There are so many Ingmar Bergman films I haven’t seen (and most all of them are considered essentials by cinephiles) that there will likely be a Bergman film on every one of my Blindspot lists for years to come. Last year it was The Virgin Spring; this year I opted for Wild Strawberries, which generally comes near the top of lists of greatest Bergman films but I’ve been avoiding because, really, “after living a life marked by coldness, an aging professor is forced to confront the emptiness of his existence” doesn’t sound like that interesting or compelling a story (that’s the IMDb description). But, of course, Bergman’s genius is in how he tells his stories and the depth of humanity he instills in them more than the plot details themselves.

The film is much more subtle than the description above suggests, with the professor’s coldness mostly demonstrated by his terse treatment of his long-time housekeeper and somewhat estranged daughter-in-law (and son, by extension). He’s bitter and unsympathetic without being necessarily outright cruel. The night before he’s to head off to accept an honorary degree, he has a surreal dream culminating in a vision of his own death, which sets him on a journey of memory the following day as he detours by places of childhood and youthful significance and interacts with the young people he finds there now.

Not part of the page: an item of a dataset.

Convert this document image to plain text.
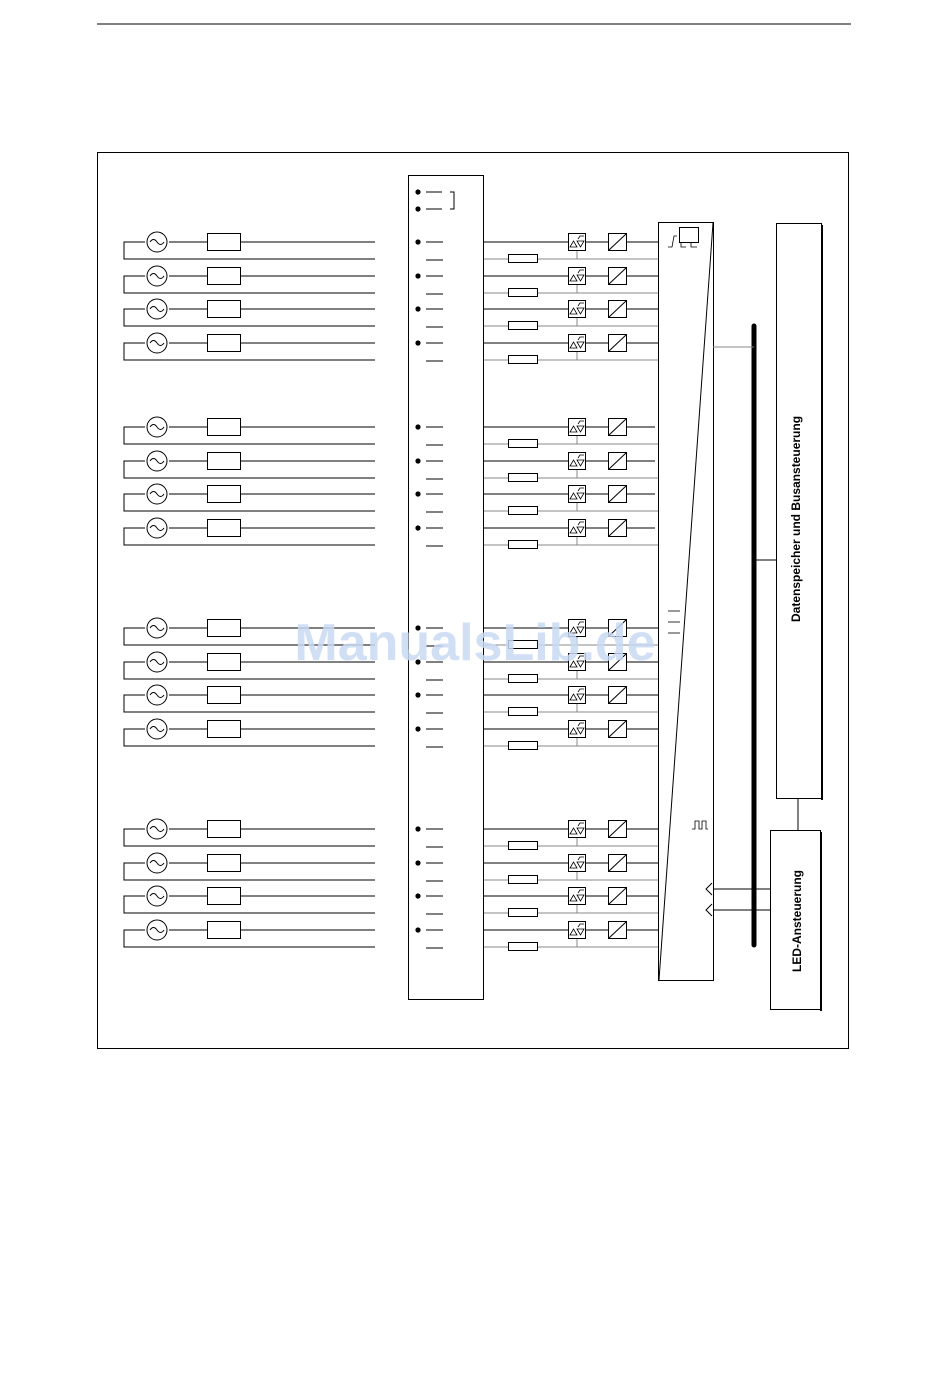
Datenspeicher und Busansteuerung
LED-Ansteuerung
ManualsLib.de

Seeing one’s own death as an impetus for self-reflection might be a common trope, but Bergman keeps it feeling fresh both by the evocative strangeness of the dream (a precursor, perhaps, to the nightmarish weirdness of Persona) and the rather opaque interactions that follow. It’s clear that the resurrected memories of lost loves and family reunions, as well as his conversations with his daughter-in-law and the trio of young people affect the professor greatly, but it’s far from the pat lesson-learning that you’d likely find in an American film.

The professor is played by Swedish director Victor Sjostrom, best known for silent films like The Wind and The Phantom Carriage, and he’s pretty great, surrounded by Bergman stock figures like Max von Sydow, Bibi Andersson, and Ingrid Thulin. Some of them are in pretty small parts (like von Sydow), but they leave their mark on the film nonetheless. That plus the surprisingly surreal bits elevated the film far beyond what I expected. It didn’t quite reach the top of my Bergman list, which is still occupied by Persona and The Virgin Spring, but I’m definitely pleased to cross it off my Blind Spot list.